Mais elle déploya tant d'art, tant de coquetterie, tant de grâces naïves pour enchanter Raoul! Elle se donna tant de peine pour emplir encore une fois tout entier ce coeur d'où son image n'était pas sortie!

Arrivée au château, elle ne s'émut ni de la froideur de madame de Créhange, ni de la tristesse amère et méprisante qu'affecta Julien de Chantenay. Elle fut, malgré tout, bonne et charmante. Jusqu'au soir, les calèches armoriées et les équipages aux brillantes livrées se succédèrent à la grille dorée du château, et toutes les illustrations parisiennes vinrent affluer dans les salons et les jardins de madame de Créhange. Là, comme partout, Sylvanie fut l'objet de tous les voeux, le but de toutes les attaques, le prétexte de tous les madrigaux traduits en prose. On organisa, pour l'éblouir, quelques-unes de ces conversations à deux personnages où l'on entrechoque les mots, et où, des deux côtés, les flammes de l'éloquence éclatent en gerbes étincelantes, étoilées de traits et de saillies. Le soir, au bal, Sylvanie fut encore la plus belle et la plus courtisée dans la fête splendide, où les flambeaux, les diamants, les fleurs et les femmes luttaient de lumière et d'éclat.

Mais elle ne voulut être belle que pour un seul, et chacun de ses regards mettait aux pieds de Raoul tous ses triomphes. Armand de Bressoles, qui, lui aussi, était invité à cette fête, n'obtint pas même un sourire et madame de Lillers sembla le dédaigner et l'humilier à plaisir, pour jeter une proie à la jalousie inquiète de son amant.

Le coeur de Raoul était inondé de joie. Au lieu de cet homme et de cette femme, qui, si longtemps s'étaient combattus sans relâche avec le glaive à double tranchant de la haine et de l'amour, il n'y avait plus qu'un couple charmant et bien uni, deux âmes qu'on eût dites prêtes à se fondre en une seule. A cet instant-là, tous deux eussent payé de leur vie le bonheur de se parler une heure sans contrainte.

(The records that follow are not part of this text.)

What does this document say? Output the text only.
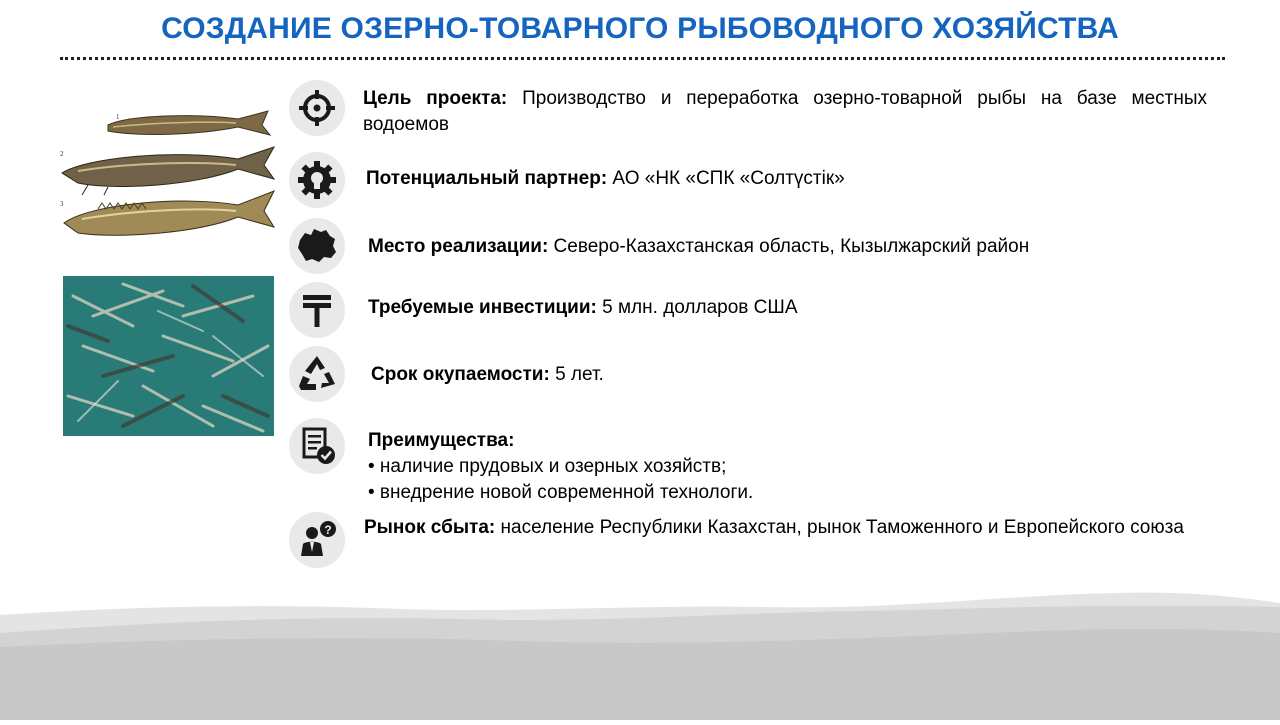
СОЗДАНИЕ ОЗЕРНО-ТОВАРНОГО РЫБОВОДНОГО ХОЗЯЙСТВА
1
2
3
?
Цель проекта: Производство и переработка озерно-товарной рыбы на базе местных водоемов
Потенциальный партнер: АО «НК «СПК «Солтүстік»
Место реализации: Северо-Казахстанская область, Кызылжарский район
Требуемые инвестиции: 5 млн. долларов США
Срок окупаемости: 5 лет.
Преимущества:
• наличие прудовых и озерных хозяйств;
• внедрение новой современной технологи.
Рынок сбыта: население Республики Казахстан, рынок Таможенного и Европейского союза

Le bal touchait à sa fin: on était à ce moment de gaieté fiévreuse où rien ne se remarque. Aussi personne ne s'aperçut que madame de Lillers et Raoul de Créhange venaient de quitter les salons.

Bientôt ils erraient furtivement sous les massifs du parc et échangeaient à voix basse des mots mystérieux d'amour et de rendez-vous. Ils rentrèrent avant qu'on eût pu remarquer leur absence. Raoul sentait brûler ses joues et ses lèvres où brillaient ardemment toutes les roses de l'espérance; madame de Lillers était calme et rayonnante comme un ange victorieux.

Enfin, les flambeaux s'éteignirent et le château rentra bientôt dans son grave et morne silence.

Raoul, resté seul avec sa mère, l'embrassa avec mille transports. Puis, quand tout fut endormi, il se leva, et, en silence, parcourut les corridors obscurs, en tremblant d'émotion, en mettant la main sur son coeur pour en étouffer les battements, et poussa une porte laissée entr'ouverte.

Sylvanie était déjà à ses pieds, couvrant ses mains de baisers, et lui disant d'une voix douce et vibrante comme un chant:

—Raoul! Raoul! me pardonnerez-vous tout ce que vous avez souffert?